Memória Soteropolitana

Memórias Soteropolitanas
Foto exemplo do Aplicativo Memórias Soteropolitanas no Farol da Barra em Salvador

A realidade aumentada tem sido um tema de discussão no nosso Lab 404. Escrevi um artigo sobre o tema (no prelo e deve ser publicado ainda esse ano no Centro Nacional de las Artes, da Cidade do México), no qual exploro a relação entre narrativas e sistemas de RA fazendo um crítica. Chamei esses sistemas de “realidade diminuída”. Mas nem todos os sistemas de RA são assim.
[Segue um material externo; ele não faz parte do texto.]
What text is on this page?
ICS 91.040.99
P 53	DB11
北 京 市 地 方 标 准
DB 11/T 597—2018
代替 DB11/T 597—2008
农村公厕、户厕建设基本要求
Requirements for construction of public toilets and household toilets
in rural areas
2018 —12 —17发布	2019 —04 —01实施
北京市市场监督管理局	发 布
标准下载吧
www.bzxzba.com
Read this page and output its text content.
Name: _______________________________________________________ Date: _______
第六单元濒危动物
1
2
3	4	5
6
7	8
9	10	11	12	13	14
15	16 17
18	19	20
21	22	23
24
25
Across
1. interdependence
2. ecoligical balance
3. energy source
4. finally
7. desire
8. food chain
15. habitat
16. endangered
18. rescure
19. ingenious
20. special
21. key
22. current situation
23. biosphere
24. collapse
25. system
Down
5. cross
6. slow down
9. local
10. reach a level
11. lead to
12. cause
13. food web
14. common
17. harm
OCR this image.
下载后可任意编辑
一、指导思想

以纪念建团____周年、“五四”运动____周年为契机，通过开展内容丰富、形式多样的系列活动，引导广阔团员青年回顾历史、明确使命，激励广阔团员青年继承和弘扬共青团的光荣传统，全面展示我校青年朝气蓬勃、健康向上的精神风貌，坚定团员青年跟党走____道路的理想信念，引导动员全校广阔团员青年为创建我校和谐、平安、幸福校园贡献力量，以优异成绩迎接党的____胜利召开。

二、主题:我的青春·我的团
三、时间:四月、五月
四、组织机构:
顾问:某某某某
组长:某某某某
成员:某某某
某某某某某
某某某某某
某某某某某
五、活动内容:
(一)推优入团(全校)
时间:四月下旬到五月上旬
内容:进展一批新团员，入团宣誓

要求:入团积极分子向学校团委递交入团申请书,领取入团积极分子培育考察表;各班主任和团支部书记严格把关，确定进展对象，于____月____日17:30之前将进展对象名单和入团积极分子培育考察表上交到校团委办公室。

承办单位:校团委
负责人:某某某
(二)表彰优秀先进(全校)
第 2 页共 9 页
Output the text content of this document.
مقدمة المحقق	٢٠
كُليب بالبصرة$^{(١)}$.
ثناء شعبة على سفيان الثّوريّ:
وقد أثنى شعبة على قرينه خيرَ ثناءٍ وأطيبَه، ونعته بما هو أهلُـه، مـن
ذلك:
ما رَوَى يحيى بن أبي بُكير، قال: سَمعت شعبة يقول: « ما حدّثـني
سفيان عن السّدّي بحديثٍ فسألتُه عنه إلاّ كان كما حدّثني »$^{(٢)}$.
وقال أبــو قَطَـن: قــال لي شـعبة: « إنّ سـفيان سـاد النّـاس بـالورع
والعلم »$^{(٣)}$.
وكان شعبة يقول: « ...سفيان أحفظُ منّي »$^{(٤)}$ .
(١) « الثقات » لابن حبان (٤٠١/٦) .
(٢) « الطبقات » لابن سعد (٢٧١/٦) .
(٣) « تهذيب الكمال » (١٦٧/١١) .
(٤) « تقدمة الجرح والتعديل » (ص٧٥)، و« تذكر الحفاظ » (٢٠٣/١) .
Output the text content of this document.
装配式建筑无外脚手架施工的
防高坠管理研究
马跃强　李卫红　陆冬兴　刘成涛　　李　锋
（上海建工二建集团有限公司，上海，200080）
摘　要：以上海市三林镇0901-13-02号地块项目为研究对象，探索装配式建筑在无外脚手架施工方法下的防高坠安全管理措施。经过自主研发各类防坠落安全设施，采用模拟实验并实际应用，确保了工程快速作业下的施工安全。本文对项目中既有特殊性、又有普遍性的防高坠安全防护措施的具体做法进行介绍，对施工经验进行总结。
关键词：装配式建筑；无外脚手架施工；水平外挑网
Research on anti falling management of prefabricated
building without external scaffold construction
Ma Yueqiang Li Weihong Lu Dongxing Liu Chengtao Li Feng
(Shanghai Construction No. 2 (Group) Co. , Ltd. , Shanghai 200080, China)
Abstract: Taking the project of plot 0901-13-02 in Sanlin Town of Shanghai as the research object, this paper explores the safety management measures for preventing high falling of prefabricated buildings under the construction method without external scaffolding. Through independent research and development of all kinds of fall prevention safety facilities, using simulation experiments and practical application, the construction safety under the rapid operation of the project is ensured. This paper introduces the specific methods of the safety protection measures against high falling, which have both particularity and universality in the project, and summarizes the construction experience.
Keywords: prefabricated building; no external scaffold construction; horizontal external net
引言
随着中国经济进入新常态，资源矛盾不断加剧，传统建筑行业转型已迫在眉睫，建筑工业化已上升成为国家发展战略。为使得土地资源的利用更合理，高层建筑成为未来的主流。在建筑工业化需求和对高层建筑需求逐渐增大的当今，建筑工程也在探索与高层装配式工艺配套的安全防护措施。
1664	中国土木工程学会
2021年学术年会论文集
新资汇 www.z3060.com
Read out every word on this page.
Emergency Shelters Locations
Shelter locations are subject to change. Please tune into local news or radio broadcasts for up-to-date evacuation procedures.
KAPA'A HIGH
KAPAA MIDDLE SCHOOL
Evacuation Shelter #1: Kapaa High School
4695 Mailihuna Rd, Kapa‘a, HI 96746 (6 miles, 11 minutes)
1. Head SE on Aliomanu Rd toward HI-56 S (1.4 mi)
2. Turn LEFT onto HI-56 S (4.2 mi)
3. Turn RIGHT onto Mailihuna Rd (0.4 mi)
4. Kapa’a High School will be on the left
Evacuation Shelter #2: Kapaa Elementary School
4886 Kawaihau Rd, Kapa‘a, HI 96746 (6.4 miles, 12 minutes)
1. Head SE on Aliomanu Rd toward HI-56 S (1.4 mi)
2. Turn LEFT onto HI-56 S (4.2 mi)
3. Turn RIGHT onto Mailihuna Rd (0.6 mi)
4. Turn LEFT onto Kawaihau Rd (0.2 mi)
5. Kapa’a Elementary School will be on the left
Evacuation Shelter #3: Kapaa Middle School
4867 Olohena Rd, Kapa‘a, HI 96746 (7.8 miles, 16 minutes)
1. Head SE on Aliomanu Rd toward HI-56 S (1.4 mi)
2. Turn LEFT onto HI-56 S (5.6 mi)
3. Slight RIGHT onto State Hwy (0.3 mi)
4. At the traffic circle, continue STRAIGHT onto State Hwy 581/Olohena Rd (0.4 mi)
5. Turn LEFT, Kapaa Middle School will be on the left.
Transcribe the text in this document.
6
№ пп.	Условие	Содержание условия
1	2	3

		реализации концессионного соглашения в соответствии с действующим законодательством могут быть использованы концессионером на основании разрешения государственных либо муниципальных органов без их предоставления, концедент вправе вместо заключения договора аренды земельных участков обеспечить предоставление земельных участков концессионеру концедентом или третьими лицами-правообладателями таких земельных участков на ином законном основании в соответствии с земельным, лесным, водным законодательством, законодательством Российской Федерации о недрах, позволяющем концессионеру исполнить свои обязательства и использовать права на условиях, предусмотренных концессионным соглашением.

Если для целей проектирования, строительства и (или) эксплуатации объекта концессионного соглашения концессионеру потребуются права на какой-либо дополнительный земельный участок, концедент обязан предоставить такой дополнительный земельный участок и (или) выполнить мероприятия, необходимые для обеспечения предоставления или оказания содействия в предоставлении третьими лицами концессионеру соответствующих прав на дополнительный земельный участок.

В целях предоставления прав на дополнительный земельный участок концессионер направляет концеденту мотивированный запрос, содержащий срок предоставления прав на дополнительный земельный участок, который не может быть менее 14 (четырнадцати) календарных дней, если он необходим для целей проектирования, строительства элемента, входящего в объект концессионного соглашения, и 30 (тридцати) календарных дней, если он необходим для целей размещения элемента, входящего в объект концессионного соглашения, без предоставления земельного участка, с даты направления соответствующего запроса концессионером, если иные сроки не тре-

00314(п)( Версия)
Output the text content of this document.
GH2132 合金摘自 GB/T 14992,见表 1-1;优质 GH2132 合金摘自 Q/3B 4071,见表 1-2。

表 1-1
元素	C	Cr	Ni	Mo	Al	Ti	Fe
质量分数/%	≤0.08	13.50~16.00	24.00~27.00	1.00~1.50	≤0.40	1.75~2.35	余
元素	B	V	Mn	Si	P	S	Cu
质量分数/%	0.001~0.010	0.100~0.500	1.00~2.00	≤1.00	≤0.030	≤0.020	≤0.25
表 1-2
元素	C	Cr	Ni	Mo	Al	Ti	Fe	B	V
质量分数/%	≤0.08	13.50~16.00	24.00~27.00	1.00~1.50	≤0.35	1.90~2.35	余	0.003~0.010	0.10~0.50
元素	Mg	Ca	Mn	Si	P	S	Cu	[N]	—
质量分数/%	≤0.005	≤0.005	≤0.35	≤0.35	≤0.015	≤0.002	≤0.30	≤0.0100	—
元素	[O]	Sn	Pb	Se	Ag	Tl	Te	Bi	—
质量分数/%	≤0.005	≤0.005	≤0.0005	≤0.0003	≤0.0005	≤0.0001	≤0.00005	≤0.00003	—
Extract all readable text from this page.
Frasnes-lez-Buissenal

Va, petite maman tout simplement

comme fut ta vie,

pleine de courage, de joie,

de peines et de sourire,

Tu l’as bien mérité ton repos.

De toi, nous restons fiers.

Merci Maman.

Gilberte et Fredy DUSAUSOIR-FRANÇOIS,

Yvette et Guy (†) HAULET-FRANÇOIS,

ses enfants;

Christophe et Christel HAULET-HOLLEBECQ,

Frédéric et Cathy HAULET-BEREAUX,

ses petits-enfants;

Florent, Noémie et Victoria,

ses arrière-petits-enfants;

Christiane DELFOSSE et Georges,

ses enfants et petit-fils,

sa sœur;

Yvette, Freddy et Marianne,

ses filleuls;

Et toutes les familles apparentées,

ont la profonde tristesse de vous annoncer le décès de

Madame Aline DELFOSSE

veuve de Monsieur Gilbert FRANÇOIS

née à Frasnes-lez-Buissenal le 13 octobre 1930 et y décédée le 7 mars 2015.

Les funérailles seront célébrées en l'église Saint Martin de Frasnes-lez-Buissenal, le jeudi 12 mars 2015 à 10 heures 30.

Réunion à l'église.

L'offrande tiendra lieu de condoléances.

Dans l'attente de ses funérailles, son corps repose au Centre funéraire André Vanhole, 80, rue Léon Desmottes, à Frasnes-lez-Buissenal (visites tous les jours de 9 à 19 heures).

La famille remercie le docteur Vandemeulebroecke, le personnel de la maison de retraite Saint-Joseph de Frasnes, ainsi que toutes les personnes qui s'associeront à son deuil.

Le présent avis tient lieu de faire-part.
Hoje fiquei orgulhoso pela apresentação do projeto de conclusão de curso da minha ex-bolsista PIBIC, Camila Queiroz, “Memória Soteropolitana: resgatando a memória de Salvador através de realidade aumentada”. Nesse projeto, Camila busca resgatar sentidos dos lugares da cidade ao tensionar, pela fotografia, a experiência temporal. Ela fala de turismo no seu memorial, mas trata-se de algo muito maior. O projeto permite a qualquer um próximo a um determinado local, ver fotos desse mesmo lugar no passado. A cidade (essa, mas todas, não é mesmo?) precisa de experiências dessa ordem. Não só turistas, mas seus moradores precisam resgatar a memória e se apropriarem dos recursos dessas novas mídias. Projetos dessa natureza teriam assim funções pedagógica (aprender a ler a cidade), social (interesse pelo o que nos associa), técnica (inclusão digital) e política (importância e valorização do espaço e do tempo urbanos). Memória Soteropolitana propõe resgatar um pouco das dimensões espacial e temporal das cidade, estimulando o interesse pelos espaços públicos, aumentando o “sense of place” (tema caro às pesquisas do Lab 404).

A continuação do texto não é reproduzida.